National Music Museum

Of the rare National Music Museum instruments to be played at the Sioux City Symphony’s “Night at the Museum” concert this Saturday, October 17th, at the Orpheum Theater, the alto saxophone is remarkable for its association to the first American classical saxophonist.

Cecil Leeson

  The curators at the National Music Museum have a habit of calling this particular 1937 Martin ‘Broadus Committee Handcraftsax, the “LeesonSax” – emphasizing not the maker or the model, but the man who played classical music on it: Cecil Leeson

Leeson was beguiled by the sax’s timbre and tonal color, determined not to let the instrument’s unique sounds get pigeon-holed into any one musical genre – such as popular music.

During the late 20’s and 30’s, he used the then-new medium of radio to get the word out – with programs broadcast on Cleveland’s WHK, L.A.’s KNX, and CBS in New York City.

But it was one particular live concert performance that would expand the reputation of the sax.

For National Music Museum Senior Curator Margaret Banks and Curator of Woodwinds Deborah Reeves, the “Leeson Sax” has been the source of a few headaches and also a good example of how you can’t always trust an engraving or a label. Inscribed along the side of the sax’s body is “Jan. 13, 1939,” the date of Cecil Leeson’s groundbreaking concert.  The problem is -- it never happened. On that date, that is. After researching in the Museum’s archives, curators verified that the year of the performance was actually 1938.

(What’s worse than a ‘typo’ on paper? Maybe one on brass. A museum curator’s work requires a lot of skepticism, research and cross-checking.)

Credit Wikimedia Commons
Alexander Glazunov

  What did Cecil Leeson play on the Martin sax that night in 1938?
The Concerto in E Flat Major for alto saxophone and string orchestra, Opus 109, of 1934 by Alexander Glazunov. Accompanied by a full orchestra (the Rochester Philharmonic conducted by José Iturbi), Leeson debuted the classical work to the American public.

Not only was he introducing a new piece of music (one now standard in the saxophone repertoire), he was demanding that the saxophone be legitimized as a concert instrument. As scholar Stephen Cottrell recounts: “This was the first time the saxophone had been given a solo role and in such a high-profile setting, and its appearance in front of the orchestral platform was sufficiently unusual that conductor Iturbi felt it necessary to make clear before the performance that Leeson was not a vaudeville act but a serious artist.”
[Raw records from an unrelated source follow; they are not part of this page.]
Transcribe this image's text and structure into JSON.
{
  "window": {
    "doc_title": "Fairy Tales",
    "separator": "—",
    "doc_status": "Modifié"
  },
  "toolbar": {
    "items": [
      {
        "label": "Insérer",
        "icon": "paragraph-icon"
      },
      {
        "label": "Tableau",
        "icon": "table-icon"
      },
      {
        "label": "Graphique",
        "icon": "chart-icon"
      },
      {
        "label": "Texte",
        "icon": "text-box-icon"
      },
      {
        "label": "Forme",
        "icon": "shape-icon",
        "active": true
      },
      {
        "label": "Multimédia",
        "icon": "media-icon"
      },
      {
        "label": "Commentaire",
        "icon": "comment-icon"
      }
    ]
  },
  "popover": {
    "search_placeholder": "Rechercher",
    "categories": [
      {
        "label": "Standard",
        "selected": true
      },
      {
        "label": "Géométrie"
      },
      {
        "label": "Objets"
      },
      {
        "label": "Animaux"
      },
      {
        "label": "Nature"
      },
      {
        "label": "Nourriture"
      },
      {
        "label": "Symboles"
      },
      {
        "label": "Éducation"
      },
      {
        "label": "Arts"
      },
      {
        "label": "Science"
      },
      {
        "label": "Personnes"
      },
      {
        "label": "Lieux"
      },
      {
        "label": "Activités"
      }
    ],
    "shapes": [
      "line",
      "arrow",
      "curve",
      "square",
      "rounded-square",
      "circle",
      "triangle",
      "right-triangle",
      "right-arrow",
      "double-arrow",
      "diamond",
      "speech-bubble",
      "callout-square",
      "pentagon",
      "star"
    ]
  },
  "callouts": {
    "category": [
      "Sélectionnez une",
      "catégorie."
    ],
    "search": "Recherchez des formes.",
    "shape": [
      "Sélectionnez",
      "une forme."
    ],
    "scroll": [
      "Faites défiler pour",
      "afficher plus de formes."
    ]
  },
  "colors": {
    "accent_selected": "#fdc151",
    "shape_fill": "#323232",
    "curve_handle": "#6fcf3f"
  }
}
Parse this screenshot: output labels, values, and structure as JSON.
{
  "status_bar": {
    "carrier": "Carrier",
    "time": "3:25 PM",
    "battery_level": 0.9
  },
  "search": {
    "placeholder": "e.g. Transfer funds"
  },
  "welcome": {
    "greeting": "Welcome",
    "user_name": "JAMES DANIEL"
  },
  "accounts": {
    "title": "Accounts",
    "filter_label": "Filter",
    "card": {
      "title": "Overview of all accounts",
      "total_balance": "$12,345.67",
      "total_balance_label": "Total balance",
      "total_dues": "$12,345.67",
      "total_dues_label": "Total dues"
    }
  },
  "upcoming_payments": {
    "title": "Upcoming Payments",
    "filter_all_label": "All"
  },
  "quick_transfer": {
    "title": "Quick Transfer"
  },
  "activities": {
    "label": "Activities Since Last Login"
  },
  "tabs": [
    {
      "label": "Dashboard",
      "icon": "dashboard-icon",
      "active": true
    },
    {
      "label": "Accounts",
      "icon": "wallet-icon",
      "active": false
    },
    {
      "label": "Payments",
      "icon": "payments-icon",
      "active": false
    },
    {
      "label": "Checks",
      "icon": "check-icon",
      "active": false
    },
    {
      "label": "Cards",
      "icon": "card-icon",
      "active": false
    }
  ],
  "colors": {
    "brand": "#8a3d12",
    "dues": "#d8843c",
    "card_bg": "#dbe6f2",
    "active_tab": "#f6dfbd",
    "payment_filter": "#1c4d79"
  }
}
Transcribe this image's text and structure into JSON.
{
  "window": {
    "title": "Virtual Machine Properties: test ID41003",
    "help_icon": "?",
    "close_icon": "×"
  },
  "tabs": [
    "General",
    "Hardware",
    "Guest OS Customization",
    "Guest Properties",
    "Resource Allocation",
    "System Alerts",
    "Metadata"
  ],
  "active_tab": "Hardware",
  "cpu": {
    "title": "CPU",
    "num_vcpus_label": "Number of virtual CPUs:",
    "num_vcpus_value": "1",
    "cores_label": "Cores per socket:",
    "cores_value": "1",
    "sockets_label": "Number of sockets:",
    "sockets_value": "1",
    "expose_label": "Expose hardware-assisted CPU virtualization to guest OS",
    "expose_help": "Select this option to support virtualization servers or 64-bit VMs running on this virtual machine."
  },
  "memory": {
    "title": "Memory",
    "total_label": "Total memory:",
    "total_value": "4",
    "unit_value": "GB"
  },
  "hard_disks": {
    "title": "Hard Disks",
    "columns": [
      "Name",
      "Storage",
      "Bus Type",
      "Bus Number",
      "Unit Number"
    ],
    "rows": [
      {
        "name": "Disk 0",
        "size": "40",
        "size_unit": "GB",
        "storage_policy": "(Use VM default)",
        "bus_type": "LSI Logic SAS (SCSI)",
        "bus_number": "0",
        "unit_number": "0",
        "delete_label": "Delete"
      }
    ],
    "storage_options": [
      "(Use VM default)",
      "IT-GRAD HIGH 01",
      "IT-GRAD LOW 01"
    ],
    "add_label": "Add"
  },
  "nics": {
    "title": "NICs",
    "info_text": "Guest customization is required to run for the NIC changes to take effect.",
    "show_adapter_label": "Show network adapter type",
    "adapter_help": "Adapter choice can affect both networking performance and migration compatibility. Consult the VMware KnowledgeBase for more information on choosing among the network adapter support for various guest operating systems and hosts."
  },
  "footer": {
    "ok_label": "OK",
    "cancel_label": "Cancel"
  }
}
So, for those of us – those of you – who still think of the sax in smoke-filled clubs or on jazz, blues or rock riffs only – listen again, as Leeson beckoned us to do.

The Cecil B. Leeson Collection and Archive, including the Leeson Sax, came to the NMM in 1994, five years after Leeson’s death. It took four years to organize the scrapbooks, correspondence, hundreds of photographs, sound recordings, programs, and other unique documentary materials. 

Credit Wikimedia Commons
Adolphe Sax

  Most impressively, the Leeson Collection includes 30 saxophones – five of which were made by the famed 19th-century inventor of the saxophone, Adolphe Sax.  

At Saturday’s “Night at the Museum” concert in Sioux City, you will have the chance to delight in what Cecil Leeson delighted in--the full potential of the saxophone--as you hear saxophonist Zachary Shemon play Glazunov’s Concerto again – and on the “Leeson Saxophone” that premiered that classical piece to America 77 years ago.